吉川英治文庫賞
よしかわえいじぶんこしょう
大衆小説シリーズを対象とした文庫賞
- 創設年
- 2016
- 主催
- 公益財団法人吉川英治国民文化振興会
- カテゴリー
- 一般文芸・大衆小説
- 受賞対象
- プロ
- 開催頻度
- 年1回
- 発表時期
- 3〜4月頃
- 賞のステータス
- 活動中
説明
公益財団法人吉川英治国民文化振興会が主宰し、講談社が後援する、大衆小説シリーズを対象とした文庫賞。5巻以上続くシリーズのうち、期間内に5巻目以降が一次文庫で刊行された作品を対象に、約50名の選考委員による投票と立会人の立ち会いのもと受賞作を決定する。
選考情報
選考プロセス
| 段階 | 審査員 | 通過率 | 発表 |
|---|---|---|---|
| 一次選考 | 出版社代表や識者、出版流通関係者など約50名の選考委員 | — | — |
| 最終選考 | 選考委員に加え前回受賞者や立会人 | — | — |
選考基準
- 5巻以上続くシリーズ小説で、期間内に5巻目以降が一次文庫で刊行された作品
関連の賞
- 吉川英治賞
- 吉川英治文学賞
- 吉川英治文学新人賞
- 吉川英治文化賞
公式情報
http://yoshikawabunkoshou.kodansha.co.jp/過去の受賞者
上橋菜穂子の『守り人』シリーズ。女用心棒バルサと皇子チャグムを軸にした大河ファンタジー。
バルサとチャグムの旅が、長編群として広がっていく。
『百万石の留守居役』シリーズの受賞作。加賀藩の留守居役をめぐる時代小説シリーズ。
加賀百万石の留守居役・瀬能数馬が、各藩留守居役との駆け引きを描く。
『羽州ぼろ鳶組』シリーズの受賞作。江戸時代を舞台にした火消しと義の群像劇。
ぼろ鳶と蔑まれる火消集団が、江戸の火事場で再起を図る。
『十二国記』は、小野不由美による受賞作。人物の選択、時代や場所の空気、語りの余韻を通じて、読後に残る問いを描く作品として整理した。
『十二国記』は、受賞歴と書誌情報をあわせて読むことで輪郭が見えてくる作品である。
西村京太郎の代表的なトラベルミステリーシリーズ。
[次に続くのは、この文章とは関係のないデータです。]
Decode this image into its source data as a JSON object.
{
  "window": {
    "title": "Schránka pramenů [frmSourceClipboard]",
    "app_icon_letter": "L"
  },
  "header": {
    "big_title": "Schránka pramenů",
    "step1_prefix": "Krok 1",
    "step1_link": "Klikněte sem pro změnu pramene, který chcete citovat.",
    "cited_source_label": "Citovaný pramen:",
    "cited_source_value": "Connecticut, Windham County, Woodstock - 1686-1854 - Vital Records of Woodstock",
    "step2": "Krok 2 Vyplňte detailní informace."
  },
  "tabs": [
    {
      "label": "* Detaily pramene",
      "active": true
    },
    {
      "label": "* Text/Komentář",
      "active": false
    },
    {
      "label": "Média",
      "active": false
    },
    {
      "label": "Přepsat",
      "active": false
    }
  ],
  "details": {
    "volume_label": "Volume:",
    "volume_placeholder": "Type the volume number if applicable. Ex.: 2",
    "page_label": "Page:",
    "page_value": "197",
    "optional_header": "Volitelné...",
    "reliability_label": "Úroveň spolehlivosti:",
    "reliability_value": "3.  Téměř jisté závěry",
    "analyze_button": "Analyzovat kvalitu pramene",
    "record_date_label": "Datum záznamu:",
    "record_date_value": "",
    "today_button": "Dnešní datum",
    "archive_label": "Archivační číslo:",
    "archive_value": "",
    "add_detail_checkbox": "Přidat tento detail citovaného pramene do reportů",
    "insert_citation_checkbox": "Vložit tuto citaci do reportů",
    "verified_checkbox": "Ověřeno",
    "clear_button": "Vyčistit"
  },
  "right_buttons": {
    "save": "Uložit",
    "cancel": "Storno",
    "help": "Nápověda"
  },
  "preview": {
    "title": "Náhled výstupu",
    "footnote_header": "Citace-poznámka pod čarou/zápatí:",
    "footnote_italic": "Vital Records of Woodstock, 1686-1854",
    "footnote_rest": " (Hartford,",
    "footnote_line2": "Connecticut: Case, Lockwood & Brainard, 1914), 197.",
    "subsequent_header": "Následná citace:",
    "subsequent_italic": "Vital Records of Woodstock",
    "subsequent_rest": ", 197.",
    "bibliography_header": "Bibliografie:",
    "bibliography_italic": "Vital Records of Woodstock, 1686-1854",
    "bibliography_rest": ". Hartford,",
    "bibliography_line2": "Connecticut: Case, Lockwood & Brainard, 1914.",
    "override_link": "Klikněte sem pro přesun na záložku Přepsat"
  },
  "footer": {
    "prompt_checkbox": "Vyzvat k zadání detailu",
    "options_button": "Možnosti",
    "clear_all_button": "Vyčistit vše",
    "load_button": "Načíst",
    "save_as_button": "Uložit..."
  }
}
警視庁の十津川省三警部と亀井刑事らが、鉄道、観光地、地方都市、時刻表の謎を手がかりに事件を追う。第4回吉川英治文庫賞では、複数出版社の文庫で継続刊行されるシリーズ全体が対象となった。
一冊の単独作品ではなく、旅情と推理を結び続けた長大な文庫シリーズへの顕彰である。
犯罪学者・火村英生と作家・有栖川有栖が事件に挑む人気ミステリシリーズ。吉川英治文庫賞はシリーズ全体への評価であり、特定の一冊だけを受賞作として固定しない。
名探偵火村英生と作家アリスが、端正な本格推理の謎へ挑む。
『しゃばけ』は、畠中恵による受賞作。人物の選択、時代や場所の空気、語りの余韻を通じて、読後に残る問いを描く作品として整理した。
『しゃばけ』は、受賞歴と書誌情報をあわせて読むことで輪郭が見えてくる作品である。